Due to the fact that the main tissue cellular sources of PTX3 are macrophages and the endothelium, PTX3 levels may better reflect the inflammatory status of the vascular bed and may represent a rapid marker for local inflammation at sites of vessel injury.

Pentraxins have a well-documented role in the diagnosis of cardiovascular diseases: the association between elevated levels of CRP and an increased risk of cardiovascular events is well established, and the link between PTX3 and ischemic heart disorders is known as well. PTX3 is induced in vascular smooth muscle cells by atherogenic modified low-density lipoproteins and is present in human atherosclerotic lesions [16], [17]. Moreover, recently, we demonstrated that deficiency in PTX3 promotes vascular inflammation and atherosclerosis in a murine model [18]. Plasma PTX3 levels are elevated in patients with unstable angina pectoris [19] and in patients undergoing selective coronary stenting [20]; in heart failure, plasma PTX3 levels correlate with advancing severity of the disease and are an independent predictor of cardiovascular events [21], [22].

In patients with acute myocardial infarction (AMI), PTX3 has been described to represent an early marker of myocardial lesion peaking in plasma at about 7 h after the onset of symptoms [23]; in the same context, plasma CRP peaked later, between 24 and 48 h after the first symptoms. Moreover, in a series of patients with myocardial infarction and ST elevation followed for 3 months, plasma PTX3 had a stronger prognostic value in predicting mortality compared with CRP and other cardiac biomarkers [24].

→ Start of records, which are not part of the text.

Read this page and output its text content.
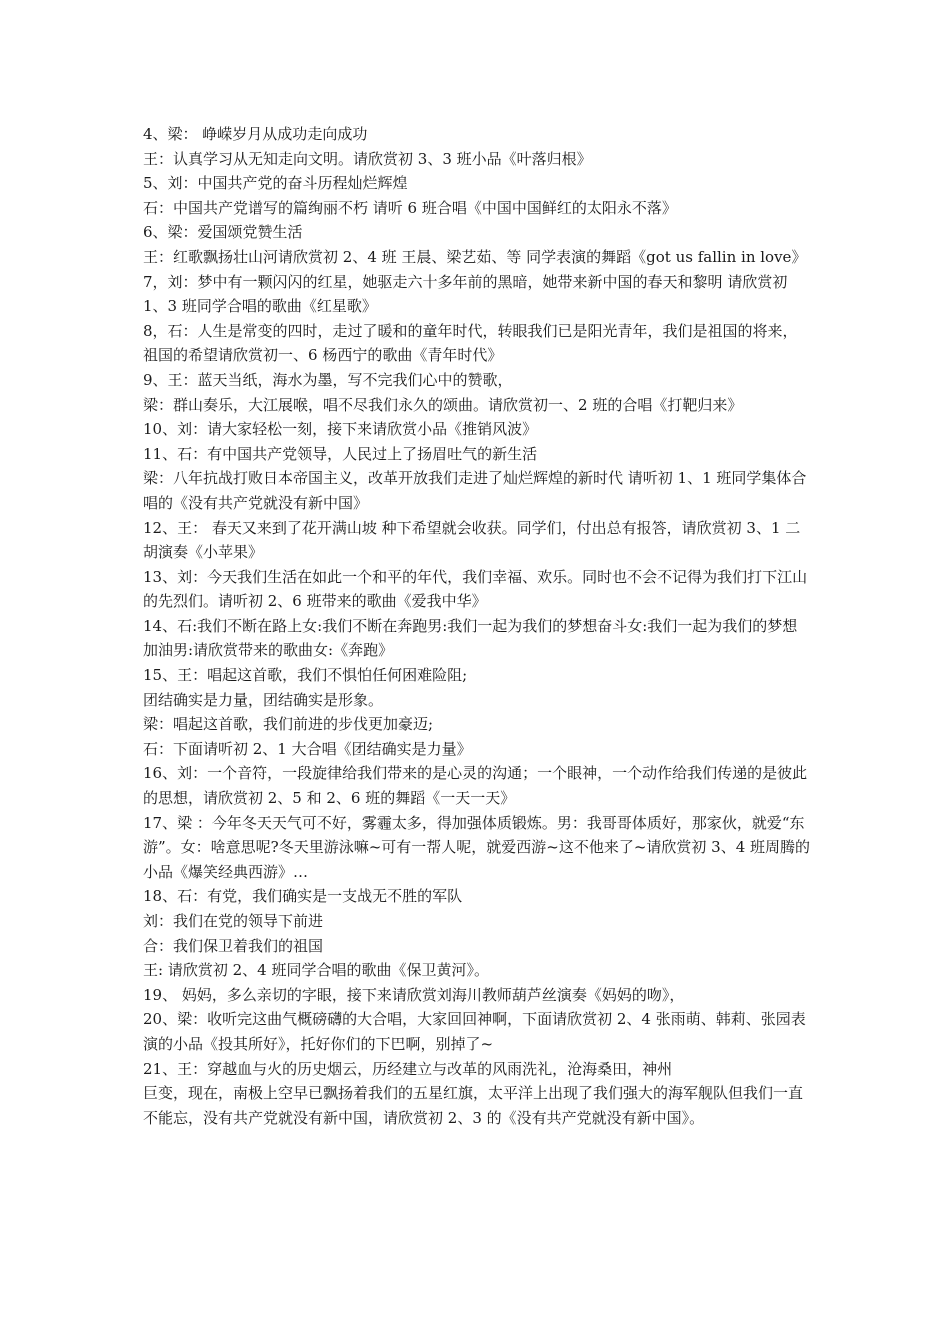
4、梁： 峥嵘岁月从成功走向成功

王：认真学习从无知走向文明。请欣赏初 3、3 班小品《叶落归根》

5、刘：中国共产党的奋斗历程灿烂辉煌

石：中国共产党谱写的篇绚丽不朽 请听 6 班合唱《中国中国鲜红的太阳永不落》

6、梁：爱国颂党赞生活

王：红歌飘扬壮山河请欣赏初 2、4 班 王晨、梁艺茹、等 同学表演的舞蹈《got us fallin in love》

7，刘：梦中有一颗闪闪的红星，她驱走六十多年前的黑暗，她带来新中国的春天和黎明 请欣赏初 1、3 班同学合唱的歌曲《红星歌》

8，石：人生是常变的四时，走过了暖和的童年时代，转眼我们已是阳光青年，我们是祖国的将来，祖国的希望请欣赏初一、6 杨西宁的歌曲《青年时代》

9、王：蓝天当纸，海水为墨，写不完我们心中的赞歌，

梁：群山奏乐，大江展喉，唱不尽我们永久的颂曲。请欣赏初一、2 班的合唱《打靶归来》

10、刘：请大家轻松一刻，接下来请欣赏小品《推销风波》

11、石：有中国共产党领导，人民过上了扬眉吐气的新生活

梁：八年抗战打败日本帝国主义，改革开放我们走进了灿烂辉煌的新时代 请听初 1、1 班同学集体合唱的《没有共产党就没有新中国》

12、王： 春天又来到了花开满山坡 种下希望就会收获。同学们，付出总有报答，请欣赏初 3、1 二胡演奏《小苹果》

13、刘：今天我们生活在如此一个和平的年代，我们幸福、欢乐。同时也不会不记得为我们打下江山的先烈们。请听初 2、6 班带来的歌曲《爱我中华》

14、石:我们不断在路上女:我们不断在奔跑男:我们一起为我们的梦想奋斗女:我们一起为我们的梦想加油男:请欣赏带来的歌曲女:《奔跑》

15、王：唱起这首歌，我们不惧怕任何困难险阻;

团结确实是力量，团结确实是形象。

梁：唱起这首歌，我们前进的步伐更加豪迈;

石：下面请听初 2、1 大合唱《团结确实是力量》

16、刘：一个音符，一段旋律给我们带来的是心灵的沟通；一个眼神，一个动作给我们传递的是彼此的思想，请欣赏初 2、5 和 2、6 班的舞蹈《一天一天》

17、梁 ：今年冬天天气可不好，雾霾太多，得加强体质锻炼。男：我哥哥体质好，那家伙，就爱“东游”。女：啥意思呢?冬天里游泳嘛~可有一帮人呢，就爱西游~这不他来了~请欣赏初 3、4 班周腾的小品《爆笑经典西游》…

18、石：有党，我们确实是一支战无不胜的军队

刘：我们在党的领导下前进

合：我们保卫着我们的祖国

王: 请欣赏初 2、4 班同学合唱的歌曲《保卫黄河》。

19、 妈妈，多么亲切的字眼，接下来请欣赏刘海川教师葫芦丝演奏《妈妈的吻》，

20、梁：收听完这曲气概磅礴的大合唱，大家回回神啊，下面请欣赏初 2、4 张雨萌、韩莉、张园表演的小品《投其所好》，托好你们的下巴啊，别掉了~

21、王：穿越血与火的历史烟云，历经建立与改革的风雨洗礼，沧海桑田，神州

巨变，现在，南极上空早已飘扬着我们的五星红旗，太平洋上出现了我们强大的海军舰队但我们一直不能忘，没有共产党就没有新中国，请欣赏初 2、3 的《没有共产党就没有新中国》。
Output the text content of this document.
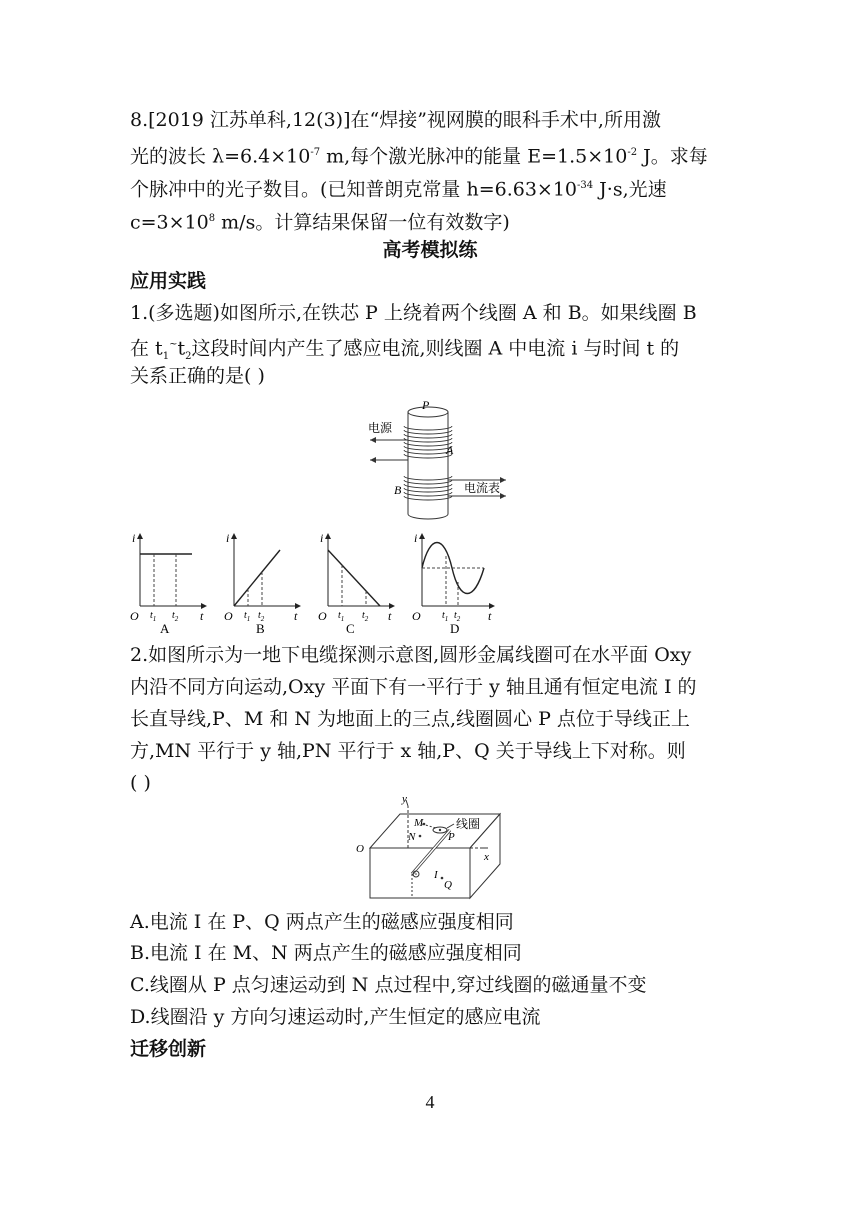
8.[2019 江苏单科,12(3)]在“焊接”视网膜的眼科手术中,所用激
光的波长 $\lambda=6.4\times 10^{-7}$ m,每个激光脉冲的能量 $E=1.5\times 10^{-2}$ J。求每
个脉冲中的光子数目。(已知普朗克常量 $h=6.63\times 10^{-34}$ J·s,光速
$c=3\times 10^8$ m/s。计算结果保留一位有效数字)
高考模拟练
应用实践
1.(多选题)如图所示,在铁芯 P 上绕着两个线圈 A 和 B。如果线圈 B
在 $t_1^\sim t_2$这段时间内产生了感应电流,则线圈 A 中电流 i 与时间 t 的
关系正确的是( )
P
电源
A
B	电流表
i
O	t
$t_1$ $t_2$
A
i
O	t
$t_1$ $t_2$
B
i
O	t
$t_1$ $t_2$
C
i
O	t
$t_1$ $t_2$
D
2.如图所示为一地下电缆探测示意图,圆形金属线圈可在水平面 Oxy
内沿不同方向运动,Oxy 平面下有一平行于 y 轴且通有恒定电流 I 的
长直导线,P、M 和 N 为地面上的三点,线圈圆心 P 点位于导线正上
方,MN 平行于 y 轴,PN 平行于 x 轴,P、Q 关于导线上下对称。则
( )
y
x
O
M
N	P
Q
I
线圈
A.电流 I 在 P、Q 两点产生的磁感应强度相同
B.电流 I 在 M、N 两点产生的磁感应强度相同
C.线圈从 P 点匀速运动到 N 点过程中,穿过线圈的磁通量不变
D.线圈沿 y 方向匀速运动时,产生恒定的感应电流
迁移创新
4
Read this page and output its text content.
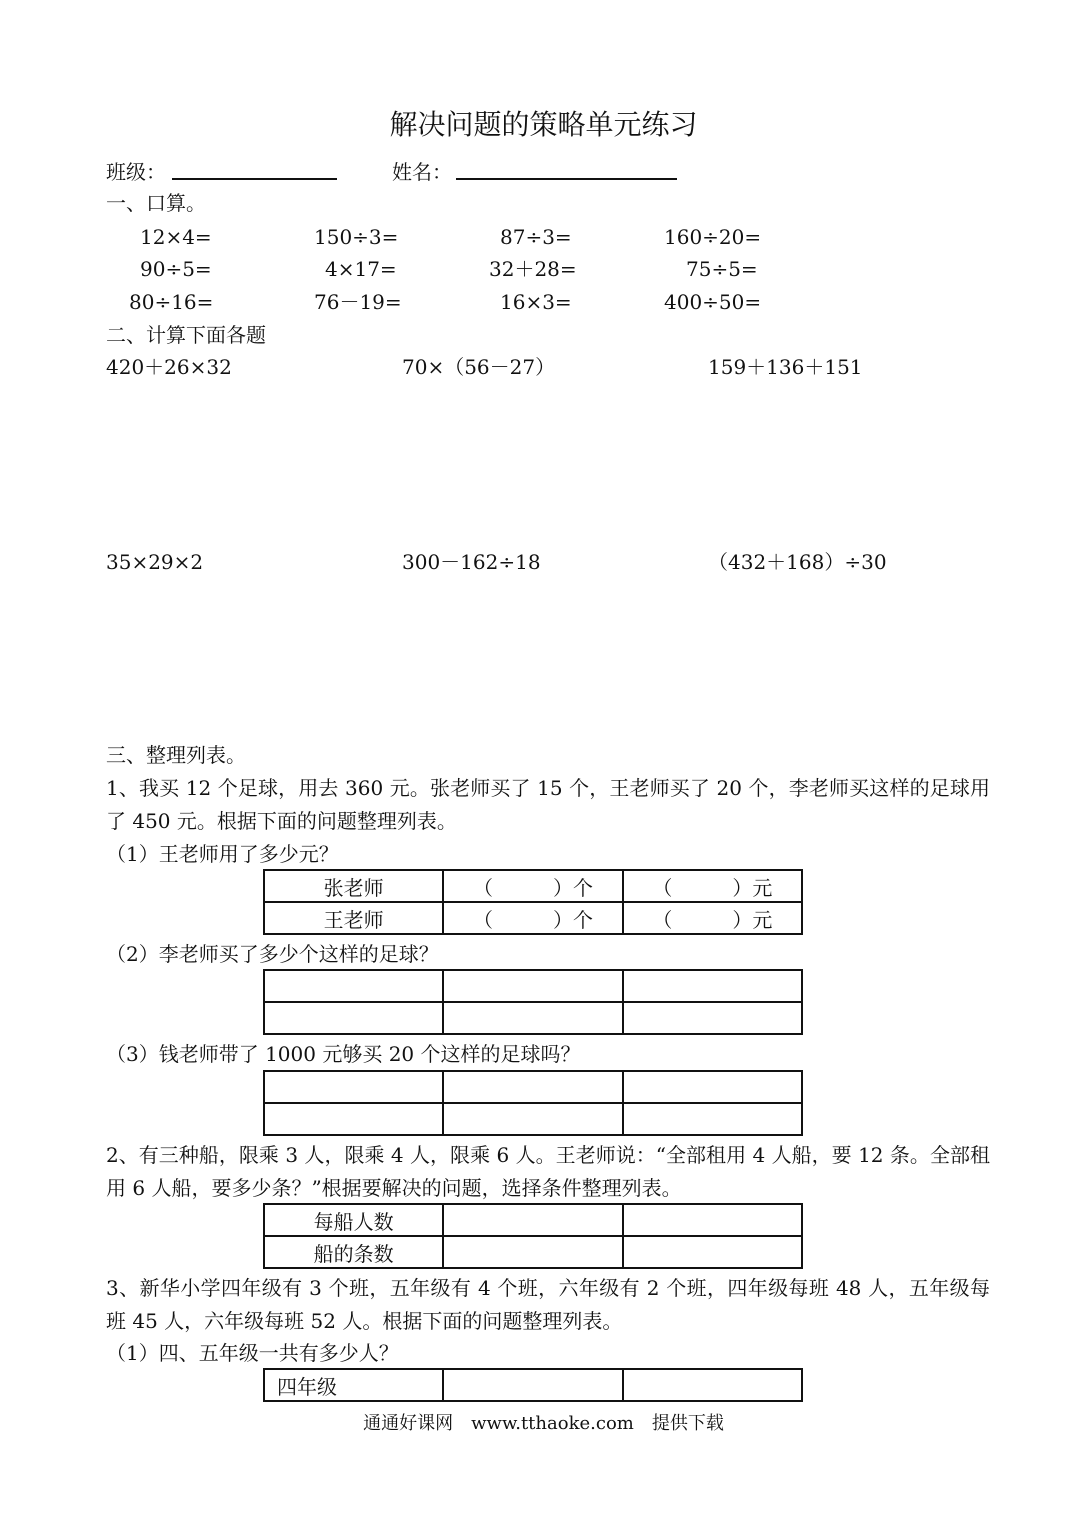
解决问题的策略单元练习
班级：	姓名：
一、口算。
12×4=	150÷3=	87÷3=	160÷20=
90÷5=	4×17=	32＋28=	75÷5=
80÷16=	76－19=	16×3=	400÷50=
二、计算下面各题
420＋26×32	70×（56－27）	159＋136＋151
35×29×2	300－162÷18	（432＋168）÷30
三、整理列表。
1、我买 12 个足球，用去 360 元。张老师买了 15 个，王老师买了 20 个，李老师买这样的足球用了 450 元。根据下面的问题整理列表。
（1）王老师用了多少元？
张老师	（　　　）个	（　　　）元
王老师	（　　　）个	（　　　）元
（2）李老师买了多少个这样的足球？

（3）钱老师带了 1000 元够买 20 个这样的足球吗？

2、有三种船，限乘 3 人，限乘 4 人，限乘 6 人。王老师说：“全部租用 4 人船，要 12 条。全部租用 6 人船，要多少条？”根据要解决的问题，选择条件整理列表。
每船人数		
船的条数		
3、新华小学四年级有 3 个班，五年级有 4 个班，六年级有 2 个班，四年级每班 48 人，五年级每班 45 人，六年级每班 52 人。根据下面的问题整理列表。
（1）四、五年级一共有多少人？
四年级		
通通好课网　www.tthaoke.com　提供下载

The cellular sources of circulating levels of PTX3 in cardiovascular diseases are still poorly defined. Studies in mice suggest that, during AMI, PTX3 is induced in the heart in a IL-1R–MyD88-dependent pathway, in particular in neutrophils, macrophages, and the endothelium [25]. However, the rapid release of stored PTX3 from activated neutrophils could contribute to protein plasma level elevation after ischemia, preceding gene-expression-dependent production. Murine models have recently provided a genetic demonstration of the regulatory role of PTX3 in AMI. PTX3-deficient mice showed increased heart damage, increased neutrophil infiltration in the ischemic area, a decreased number of small vessels, and increased apoptosis [25]. Given the conservation of PTX3 in evolution in terms of sequence, gene organization, and regulation, studies in mice could be informative about its in vivo functions in human pathology. It was therefore important to assess PTX3 expression in human cardiovascular diseases.

Here we report the expression of PTX3 in the human myocardial tissues of patients with AMI and infectious myocarditis by immunohistochemistry (IHC), demonstrating the presence of extracellular PTX3 within and around lesions and, in addition, in the cytoplasm of granulocytes, macrophages, endothelial cells and, more rarely, myocardiocytes.